Judge Dee doesn't like the Empress. Through the friendship of Wu-Chi, he is aware of her killing of her sons and daughter, and her role in the downfall of the Emperor. But to bring down Hsueh Huai-i, he goes to her and shows what the White Cloud Abbot has been up to. She authorizes Dee to arrest in try him, in exchange for clemency for herself, at least until her mother passes away.

Dee arrests, tries and sentences Hsueh-Haui-i to death. Hsueh tells the Judge when he is arrested that he was also responsible for the death of the Minister of Transport all those many years ago. However, instead of sending him to his death, he sentences him to be returned to Tibet. The monks responsible for the murders he sentences to perpetual imprisonment, helping to build the Great Wall in one of its most inaccessible mountain locations.

Finally, he returns to his work, and many years later, he is summoned to the Capital, where the Empress lies dying. Her mother, though, is amazingly still alive...

This was a novel where a lot of stuff went on. The main part covered more than 20 years in the life of both Judge Dee and the land of China. It is set in a turbulent period, when China was moving from being mostly Confucianist, to being mostly Buddhist. Dee remains, throughout the novel, a staunch Confucianist, even though his wives become enamoured of Buddhism.
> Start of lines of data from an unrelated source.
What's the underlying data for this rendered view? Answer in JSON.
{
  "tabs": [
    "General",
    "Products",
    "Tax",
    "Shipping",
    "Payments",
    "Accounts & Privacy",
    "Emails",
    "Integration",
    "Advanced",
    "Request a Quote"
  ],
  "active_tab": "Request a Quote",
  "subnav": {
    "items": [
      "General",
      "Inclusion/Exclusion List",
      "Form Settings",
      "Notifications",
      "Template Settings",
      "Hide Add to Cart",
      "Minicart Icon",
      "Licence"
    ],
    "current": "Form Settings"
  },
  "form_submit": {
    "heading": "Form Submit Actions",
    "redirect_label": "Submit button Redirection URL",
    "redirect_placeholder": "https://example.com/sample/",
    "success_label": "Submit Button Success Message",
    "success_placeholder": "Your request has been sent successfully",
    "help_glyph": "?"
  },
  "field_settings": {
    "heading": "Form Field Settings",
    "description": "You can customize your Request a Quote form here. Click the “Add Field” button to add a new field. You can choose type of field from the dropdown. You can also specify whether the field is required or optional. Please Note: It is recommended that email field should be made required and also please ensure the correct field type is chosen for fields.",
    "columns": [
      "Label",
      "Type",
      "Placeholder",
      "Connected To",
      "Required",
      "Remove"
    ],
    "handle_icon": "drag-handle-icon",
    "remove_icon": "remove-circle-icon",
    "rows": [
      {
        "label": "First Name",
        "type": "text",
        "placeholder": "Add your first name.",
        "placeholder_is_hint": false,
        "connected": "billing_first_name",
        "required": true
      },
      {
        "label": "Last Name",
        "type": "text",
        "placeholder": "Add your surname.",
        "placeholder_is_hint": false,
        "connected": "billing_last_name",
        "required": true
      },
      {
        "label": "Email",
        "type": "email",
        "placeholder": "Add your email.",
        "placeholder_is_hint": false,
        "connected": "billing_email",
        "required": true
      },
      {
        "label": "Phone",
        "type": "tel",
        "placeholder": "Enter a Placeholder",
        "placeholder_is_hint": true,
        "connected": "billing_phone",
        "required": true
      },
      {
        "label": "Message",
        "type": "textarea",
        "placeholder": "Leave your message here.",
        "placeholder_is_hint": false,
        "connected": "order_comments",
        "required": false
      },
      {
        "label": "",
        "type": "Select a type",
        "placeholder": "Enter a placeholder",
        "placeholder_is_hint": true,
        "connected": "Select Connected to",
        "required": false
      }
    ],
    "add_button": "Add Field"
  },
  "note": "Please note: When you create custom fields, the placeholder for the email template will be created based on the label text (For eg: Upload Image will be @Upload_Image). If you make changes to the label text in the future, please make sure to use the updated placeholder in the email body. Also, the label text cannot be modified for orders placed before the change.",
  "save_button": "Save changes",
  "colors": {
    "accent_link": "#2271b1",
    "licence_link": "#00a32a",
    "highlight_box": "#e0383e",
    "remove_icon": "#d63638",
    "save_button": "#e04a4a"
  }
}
Another thread running through the novel is his two sons, who are ne'er-do-wells who seem cut out only for villainy. Yet another is the rise of Wu Tsu-tien, a real woman who became Empress of China, the first and only Empress of China. The book writes about her objectively, but considering the things she does, it is hard to see her as admirable: Killing off her baby daughter so she can get rid of Kaotsung's first empress, having her pet historian write scurrilous screeds about Kaotsung's council because they dislike her, Killing two of her sons because they would seek to overthrow her, and so on. None of these made her particularly likeable. And even when bad things happen to her, like when Kaotsung rapes her after finding her with one of her lovers, you kinda think she had it coming.

So when Judge Dee goes to her and agrees to forgo charging her in order to bring in Hsueh Huai-i, it's rather disappointing, and disconcerting. And then the authors play the "madness" card to make us hate Huai-i. I honestly thought that, even if he was mad, the Empress was the worse kind of criminal, killing off her own children. I wanted some kind of payment out of her, too, but I had to settle for her dying about 30 years later, and the fact that she expressed regret on her deathbed, none of which really satisfied me in the end. The book also ends with a very Buddhist ending of Hsueh Huai-i, by having him apparently reborn as an Ox pulling heavy loads in Tibet.

Well, it was a very interesting read, but the ending was not really all that enjoyable because of the lack of closure on the deeds of the Empress. Next up, "The Armor of Contempt" by Dan Abnett.